By Juli Jones, CAE, Vice President, Hospitality Sales & Marketing Association International (HSMAI)
Recently, HSMAI’s Sales Advisory Board sat down to discuss 2020 budgeting and predictions for the upcoming year. Just like members of HSMAI’s Marketing and Revenue Optimization Advisory Boards (MAB and ROAB), who discussed this topic last month, SAB members have concerns about a potential economic downturn. Here are three takeaways from our conversation:
1. Economic forecasts: Several SAB members said that they look at multiple forecasts when budgeting for the upcoming year. “I’ve always had a hard time relying on them,” one member said, “because they do change.”
Another member noted that predictions are just that: predictions. “When we present budgets to owners, the second slide in our deck shows last year’s predictions about performance, and we add the actual results to show how off [the predictions] always are,” the member said. “We use that to set the stage. Frankly, nobody really knows what is going to happen.”

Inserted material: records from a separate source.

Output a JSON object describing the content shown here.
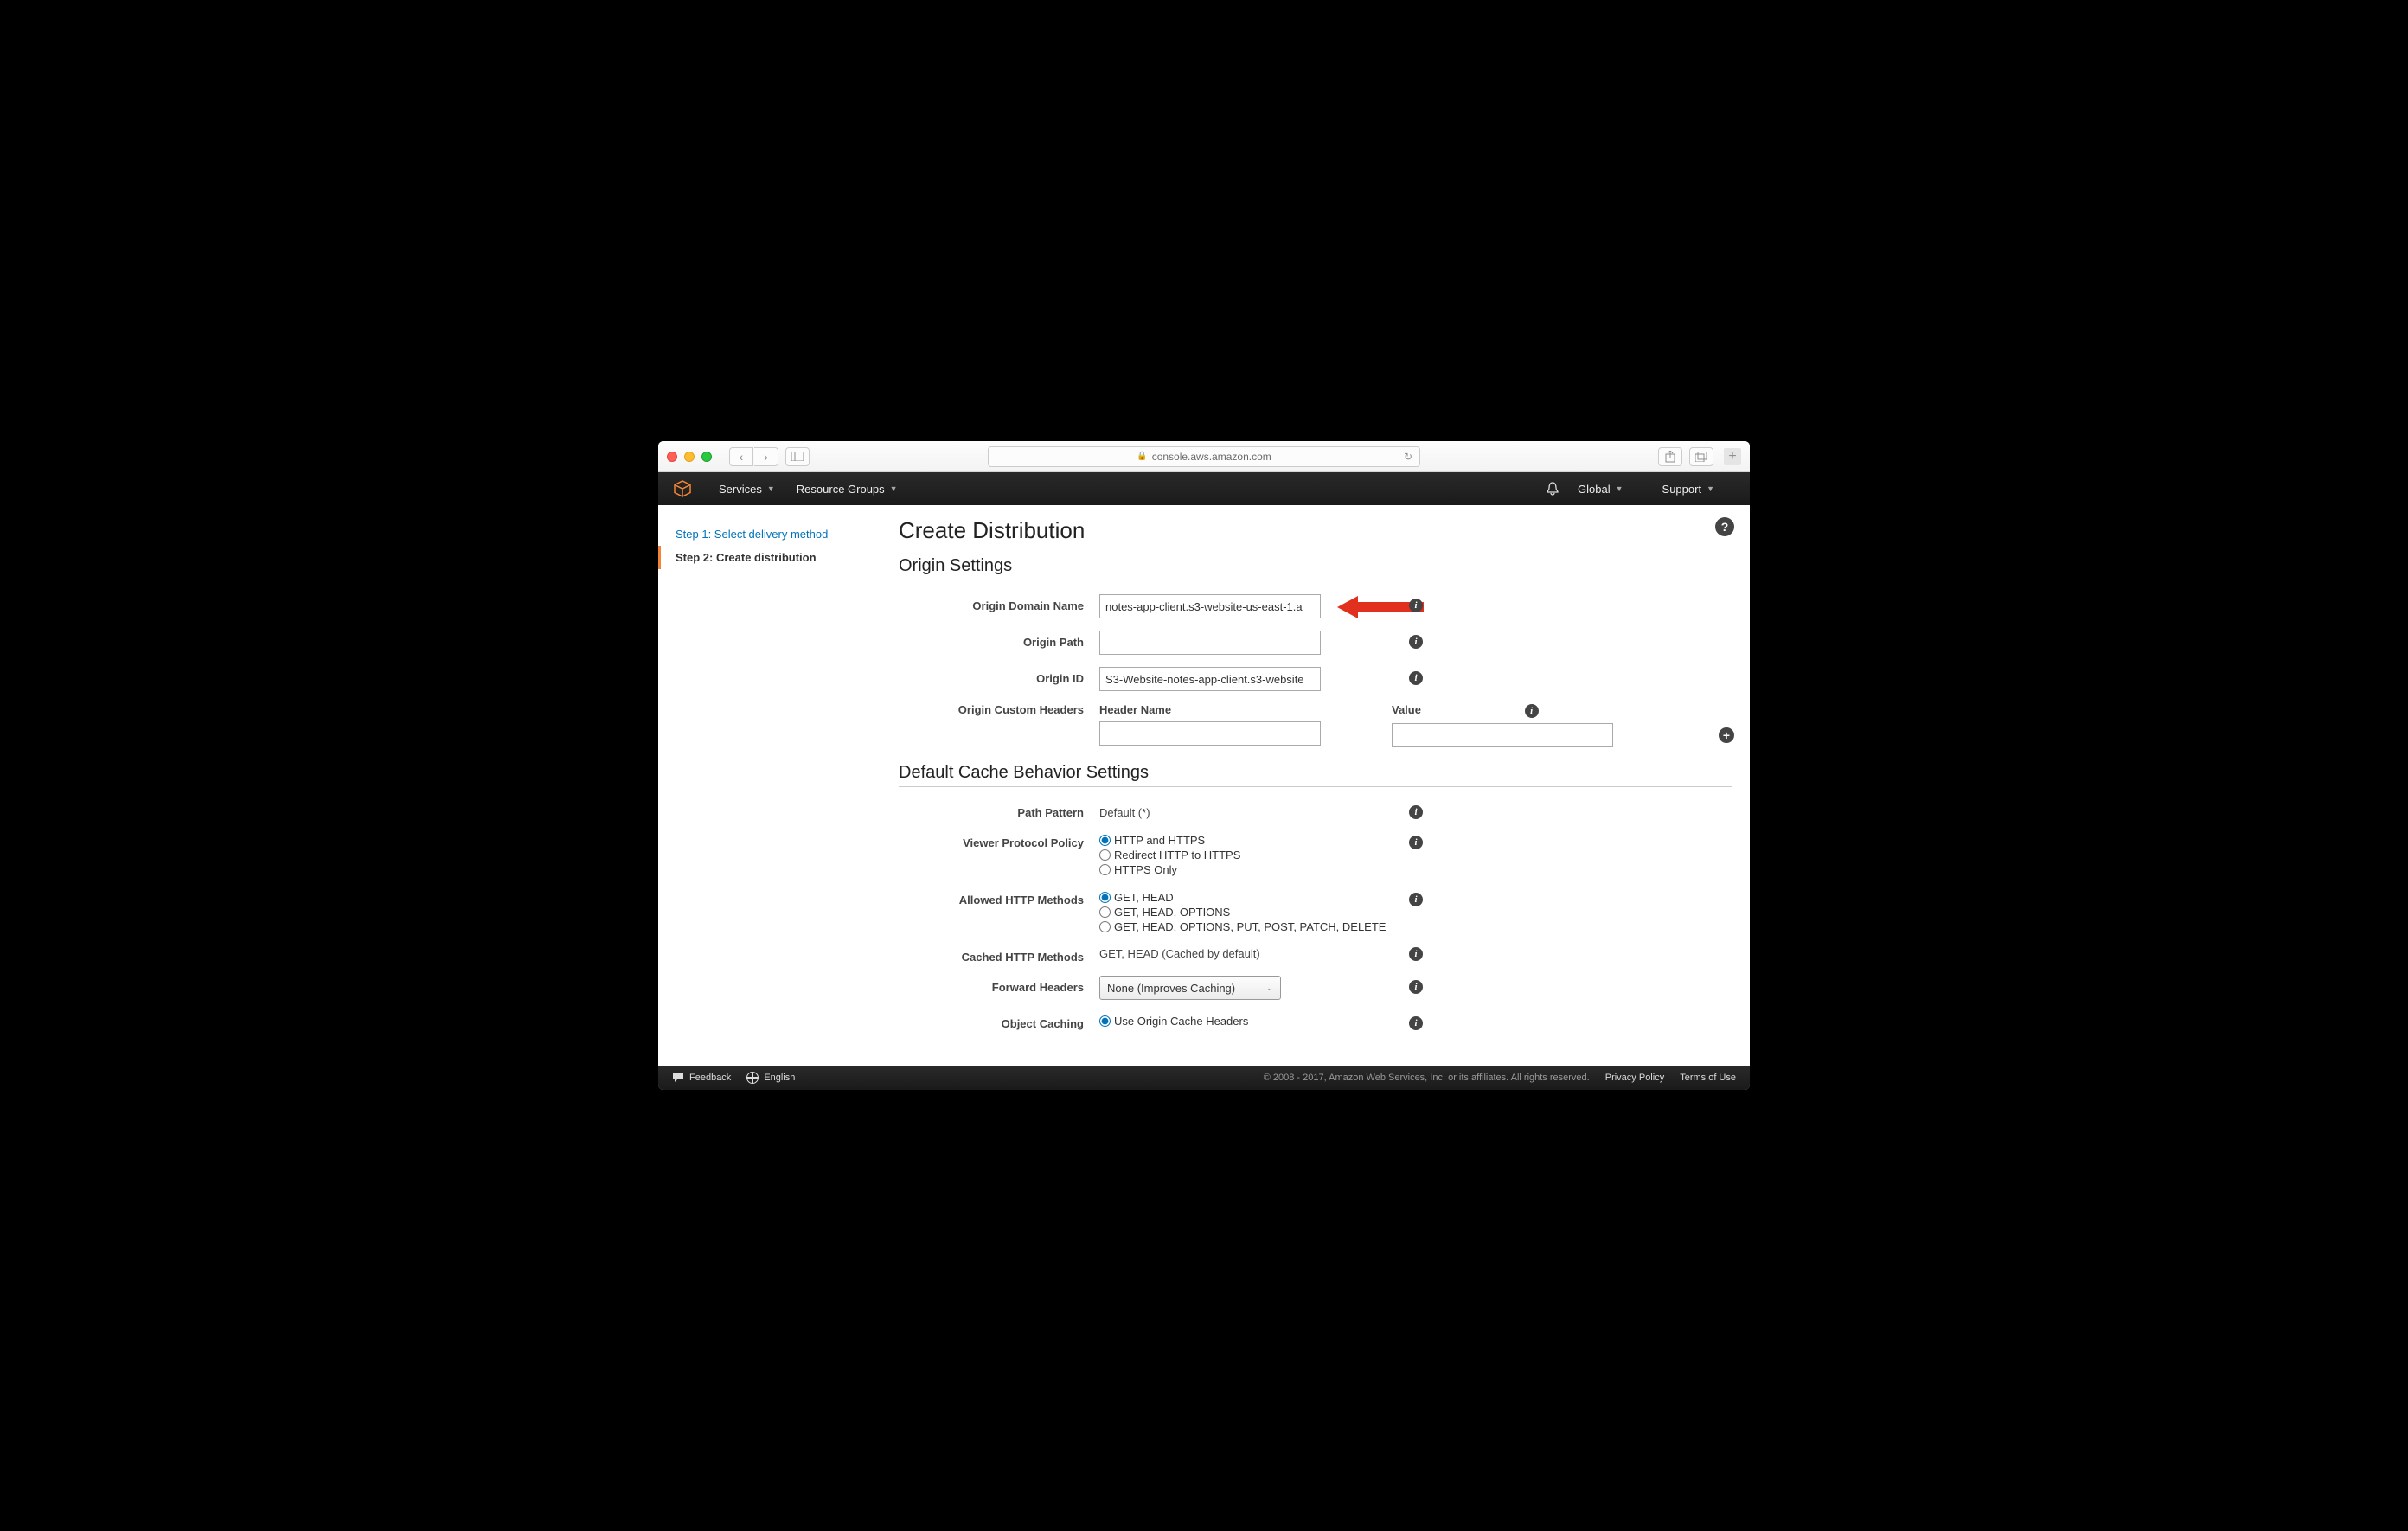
{
  "browser": {
    "url": "console.aws.amazon.com"
  },
  "topbar": {
    "services": "Services",
    "resource_groups": "Resource Groups",
    "global": "Global",
    "support": "Support"
  },
  "sidebar": {
    "step1": "Step 1: Select delivery method",
    "step2": "Step 2: Create distribution"
  },
  "page_title": "Create Distribution",
  "section_origin": "Origin Settings",
  "section_cache": "Default Cache Behavior Settings",
  "origin": {
    "domain_label": "Origin Domain Name",
    "domain_value": "notes-app-client.s3-website-us-east-1.a",
    "path_label": "Origin Path",
    "path_value": "",
    "id_label": "Origin ID",
    "id_value": "S3-Website-notes-app-client.s3-website",
    "custom_headers_label": "Origin Custom Headers",
    "header_name_label": "Header Name",
    "value_label": "Value"
  },
  "cache": {
    "path_pattern_label": "Path Pattern",
    "path_pattern_value": "Default (*)",
    "viewer_protocol_label": "Viewer Protocol Policy",
    "viewer_options": [
      "HTTP and HTTPS",
      "Redirect HTTP to HTTPS",
      "HTTPS Only"
    ],
    "allowed_methods_label": "Allowed HTTP Methods",
    "allowed_options": [
      "GET, HEAD",
      "GET, HEAD, OPTIONS",
      "GET, HEAD, OPTIONS, PUT, POST, PATCH, DELETE"
    ],
    "cached_methods_label": "Cached HTTP Methods",
    "cached_methods_value": "GET, HEAD (Cached by default)",
    "forward_headers_label": "Forward Headers",
    "forward_headers_value": "None (Improves Caching)",
    "object_caching_label": "Object Caching",
    "object_caching_option": "Use Origin Cache Headers"
  },
  "footer": {
    "feedback": "Feedback",
    "language": "English",
    "copyright": "© 2008 - 2017, Amazon Web Services, Inc. or its affiliates. All rights reserved.",
    "privacy": "Privacy Policy",
    "terms": "Terms of Use"
  }
}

But even if predictions aren’t 100-percent accurate, they still can be useful to prepare for the coming year. At least one SAB member already has their company’s strategy planned out, based on next year’s forecasts. “We’re going back to basics and really trying to group up as much as possible,” the member said. “Government in a few of our markets has been very robust, so we’re trying to figure out how to diversify when that starts shutting down in the future. We’re looking at all new sources of business to try and offset some of our softer periods.”
2. Top performers: Like our MAB and ROAB, the SAB discussed if there would be any positives to a downturn — with members noting that it has the potential to make really great salespeople stand out from the crowd. “It allows you to separate your great salespeople from your order takers,” one member said. “You can double-down on taking care, in terms of bonuses and perks, of top performers that can still produce in down markets and are good at share shifting. Those top performers, we’re going to be able to really value what they do.”
Another member said: “You’re going to find out who can prospect. I personally think that the market is going to be flat – maybe up a half percent – and that’s an aggregate for our entire portfolio. In that environment, sales becomes even more critically important, and I think it becomes our opportunity to shine.”
3. Potential problems: SAB members discussed several struggles they are facing this budgeting season and what they intend to do about them. “The pressure to automate is intense, and to move more and more online,” one member said. “There seems to be a real appetite for securing resources if it’s related to technology.” The same member encouraged other SAB members to be prepared to focus on the importance of direct sales when proposing funds that go against technology resources.
Another member said a problem with budgets is that they are not hitting flow through, because ADR isn’t rising enough to account for expenses for technology, digital marketing, labor increases, new union contracts, and rising minimum raises. Another member added that wages rising to $15 in some markets will exert puts a lot of expense pressure, which can also affect NOI targets.
One SAB member said that their company has been focusing on short-term bookings instead of long-term. “The pace was just down,” the member said. “But now we’re trapped in this short-term booking cycle and trying to get everybody to focus on building that backlog beyond the next six, nine months.”